Puddy, I suggest that you know nothing about brain chemistry or changes in actual structure. That's not an insult, I have been there, both as loved one and now, victim. I was ignorant. My ex and daughter, and now me.

With the former, I was of your opinion. Boy was I wrong.

When it hit me, I was 55. "Macho." Hell, I had 70 employees, 550 students, and countless parents I was responsible to. I was principal, and had been for a long time.

I am an alcoholic. My ex and daughter do not drink. Their lives have been saved by meds.

While I have had anxiety/depression all my life (I discovered via therapy and long self reflection that is still ongoing). I just "stuffed" it. For decades. A man (or woman) only has so much resilience. Research shows, definitively, that long term stress changes the actual structure and function of the brain.

Wanna book? Try "The Noonday Demon: An Atlas of Depression." by Andrew Solomon, an award winning novelist (so it reads beautifully). This book won The National Book Award and was a finalist for the Pulitzer Prize. I don't recommend books easily. Especially to the masses. And while I don't discount the value of holistic and naturopathic remedies, I do demand some kind of peer reviewed evidence.

As an alcoholic with long term abstinence, but currently active (but never drunk) due to 12 months of multiple personal traumas, it is my meds (Zoloft and Xanax) that keep me sane enough to keep "control." I will get better.

I recently upped my Zoloft, very reluctantly, from 50 to 150 mg/day. I was told that 50 mg was less than a therapeutic dose. I was stunned. As for Xanax, it has saved my butt countless times. I NEVER take more than .5mg at a time. On rare occasion, I will take another .5 12 hours later. And I am an alcoholic. I get 1mg pills and break them in half. I took 1 mg once and it put me on my butt. No thanks.

Brain chemistry is an incredibly complex thing. While psychopharmacology is in it's infancy, we are a long way from "The Valley of the Dolls." (you probably don't understand that reference, Puddy). In the past 20 years, I would dare to say that the rate of progress in treating depression/anxiety has exceeded that of most areas of medicine. Remember, I came to this conclusion kicking and screaming. In 20 years, I'm sure we will laugh at what we are doing today.

I experience no physical or emotional effects from the meds I take other than relief from bone crushing anxiety. It is saving me from medicating with alcohol to my spiritual and perhaps physical death. It will allow me to regain my complete abstinence soon. I am getting better every day.

But, I would NEVER recommend what I am doing to anyone else. We must know when we are ignorant. Which has nothing to do with being stupid.
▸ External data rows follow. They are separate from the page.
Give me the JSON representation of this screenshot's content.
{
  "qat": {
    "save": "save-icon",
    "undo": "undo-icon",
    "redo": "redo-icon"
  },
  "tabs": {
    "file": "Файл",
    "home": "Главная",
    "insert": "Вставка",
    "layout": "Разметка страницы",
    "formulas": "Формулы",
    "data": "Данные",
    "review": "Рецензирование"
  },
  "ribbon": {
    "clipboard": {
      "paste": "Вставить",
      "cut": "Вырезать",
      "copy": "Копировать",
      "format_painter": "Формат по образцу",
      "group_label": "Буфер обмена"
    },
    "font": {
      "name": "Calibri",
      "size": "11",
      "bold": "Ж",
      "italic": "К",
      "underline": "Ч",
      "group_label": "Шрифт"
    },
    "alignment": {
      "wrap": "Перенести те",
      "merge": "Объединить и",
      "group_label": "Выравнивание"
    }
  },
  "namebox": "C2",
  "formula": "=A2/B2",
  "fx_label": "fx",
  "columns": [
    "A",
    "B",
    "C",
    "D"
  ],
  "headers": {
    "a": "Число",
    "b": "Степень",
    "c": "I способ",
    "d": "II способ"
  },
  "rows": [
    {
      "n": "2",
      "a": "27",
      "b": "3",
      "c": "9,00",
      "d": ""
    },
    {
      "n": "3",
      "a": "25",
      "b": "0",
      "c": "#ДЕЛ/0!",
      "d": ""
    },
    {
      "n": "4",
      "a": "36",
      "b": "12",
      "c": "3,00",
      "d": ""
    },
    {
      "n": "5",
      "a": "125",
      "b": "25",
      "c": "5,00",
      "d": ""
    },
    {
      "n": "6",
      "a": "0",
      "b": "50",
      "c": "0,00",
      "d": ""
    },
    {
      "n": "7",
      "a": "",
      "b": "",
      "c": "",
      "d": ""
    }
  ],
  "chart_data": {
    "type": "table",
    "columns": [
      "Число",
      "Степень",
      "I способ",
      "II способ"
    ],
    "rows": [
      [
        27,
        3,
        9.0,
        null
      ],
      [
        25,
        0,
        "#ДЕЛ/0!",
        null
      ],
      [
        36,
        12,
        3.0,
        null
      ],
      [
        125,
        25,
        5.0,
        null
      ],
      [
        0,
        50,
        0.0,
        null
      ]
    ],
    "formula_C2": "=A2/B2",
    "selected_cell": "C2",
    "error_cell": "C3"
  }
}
There is a difference between deductive and inductive reasoning.

My ex and my daughter have found their own med path. Very different. I have mine. I know tons of very functional people who have theirs. We are alive, functional, achieving. My meds have nothing to do with my addiction except to keep it within "bounds." Aside from my Mother's impending death, my personal issues have gone from crescendo to diminuendo. I will be back to rock solid sobriety very soon. I will never give up or give in. As painful as it can be, and I've been through more than a book can hold, I love life.

Would I recommend my "recipe" to anyone else? NEVER. I wouldn't try to work on the fuel injection system in my car, either. I may be ignorant, but I'm not stupid. When we talk about anxiety/depression, we are talking about life and death. Relationships, families, income, futures.

I am so happy that you have found "The Cure." It is certainly worth an attempt by others. But, generalize and you are playing with people's lives. Do you have a license? There is a reason that physicians, psychiatrists, and therapists have millions in malpractice insurance.

I thought I was going to be brief. I apologize, but this hit home.